March 2024
tl;dr: A neural simulator with disentangled latent space, based on GAN encoder and RNN-style dynamics model.
DriveGAN uses a VAE to map pixels into a latent space. GAN-style adversarial training is used to train the VAE, thus the name driveGAN.
The proposed architecture is a very general one for a world model, actually very similar to more recent works such as GAIA-1 and Genie. The original World Model by Schmidhuber is also based on VAE and RNN. Over the years, the encoder/decoder can evolved from VAE + GAN to VQ-VAE + diffusion model, and the dynamics model evolved from RNN to Transformer-based GPT-like next-token prediction. It is interesting to see how new techniques shine in the relatively old (although only two-year old) framework. Two advances: more powerful and scalable modules and much much more data.
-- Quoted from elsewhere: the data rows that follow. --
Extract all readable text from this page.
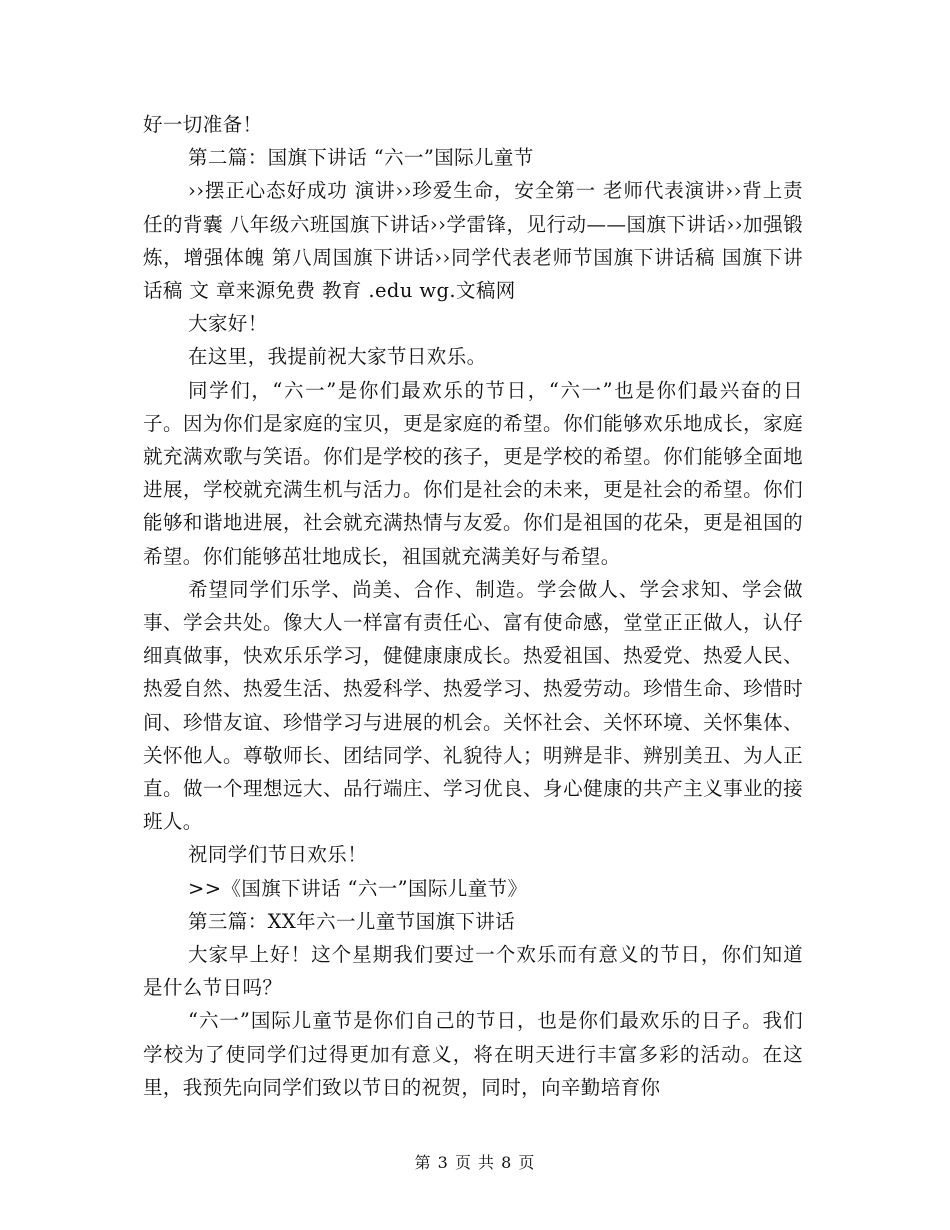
好一切准备！

第二篇：国旗下讲话 “六一”国际儿童节

››摆正心态好成功 演讲››珍爱生命，安全第一 老师代表演讲››背上责任的背囊 八年级六班国旗下讲话››学雷锋，见行动——国旗下讲话››加强锻炼，增强体魄 第八周国旗下讲话››同学代表老师节国旗下讲话稿 国旗下讲话稿 文 章来源免费 教育 .edu wg.文稿网

大家好！

在这里，我提前祝大家节日欢乐。

同学们，“六一”是你们最欢乐的节日，“六一”也是你们最兴奋的日子。因为你们是家庭的宝贝，更是家庭的希望。你们能够欢乐地成长，家庭就充满欢歌与笑语。你们是学校的孩子，更是学校的希望。你们能够全面地进展，学校就充满生机与活力。你们是社会的未来，更是社会的希望。你们能够和谐地进展，社会就充满热情与友爱。你们是祖国的花朵，更是祖国的希望。你们能够茁壮地成长，祖国就充满美好与希望。

希望同学们乐学、尚美、合作、制造。学会做人、学会求知、学会做事、学会共处。像大人一样富有责任心、富有使命感，堂堂正正做人，认仔细真做事，快欢乐乐学习，健健康康成长。热爱祖国、热爱党、热爱人民、热爱自然、热爱生活、热爱科学、热爱学习、热爱劳动。珍惜生命、珍惜时间、珍惜友谊、珍惜学习与进展的机会。关怀社会、关怀环境、关怀集体、关怀他人。尊敬师长、团结同学、礼貌待人；明辨是非、辨别美丑、为人正直。做一个理想远大、品行端庄、学习优良、身心健康的共产主义事业的接班人。

祝同学们节日欢乐！

>>《国旗下讲话 “六一”国际儿童节》

第三篇：XX年六一儿童节国旗下讲话

大家早上好！这个星期我们要过一个欢乐而有意义的节日，你们知道是什么节日吗？

“六一”国际儿童节是你们自己的节日，也是你们最欢乐的日子。我们学校为了使同学们过得更加有意义，将在明天进行丰富多彩的活动。在这里，我预先向同学们致以节日的祝贺，同时，向辛勤培育你

第 3 页 共 8 页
The main innovation of the paper is the disentanglement of latent space representation into spatial-agnostic theme and spatial-aware contents in encoding stage, and further disentange content action-dependent and action-independent in dynamics engine.
The controllability of driveGAN is achieved via careful architecture design. More modern and scalable approach relies on scalability and more unified interfaces (e.g. natural langauge).
Action of the agent is recovered by training another model, and then used to reproduce the scene. This is similar to the idea of VPT. In a way, it verifies the controllability and geometric consistency of the simulation.
The paper has very nice discussion regarding what a neural simulator should look like. First, generation has to be realistic, and second, they need to be failthful to the action sequence used to produce them.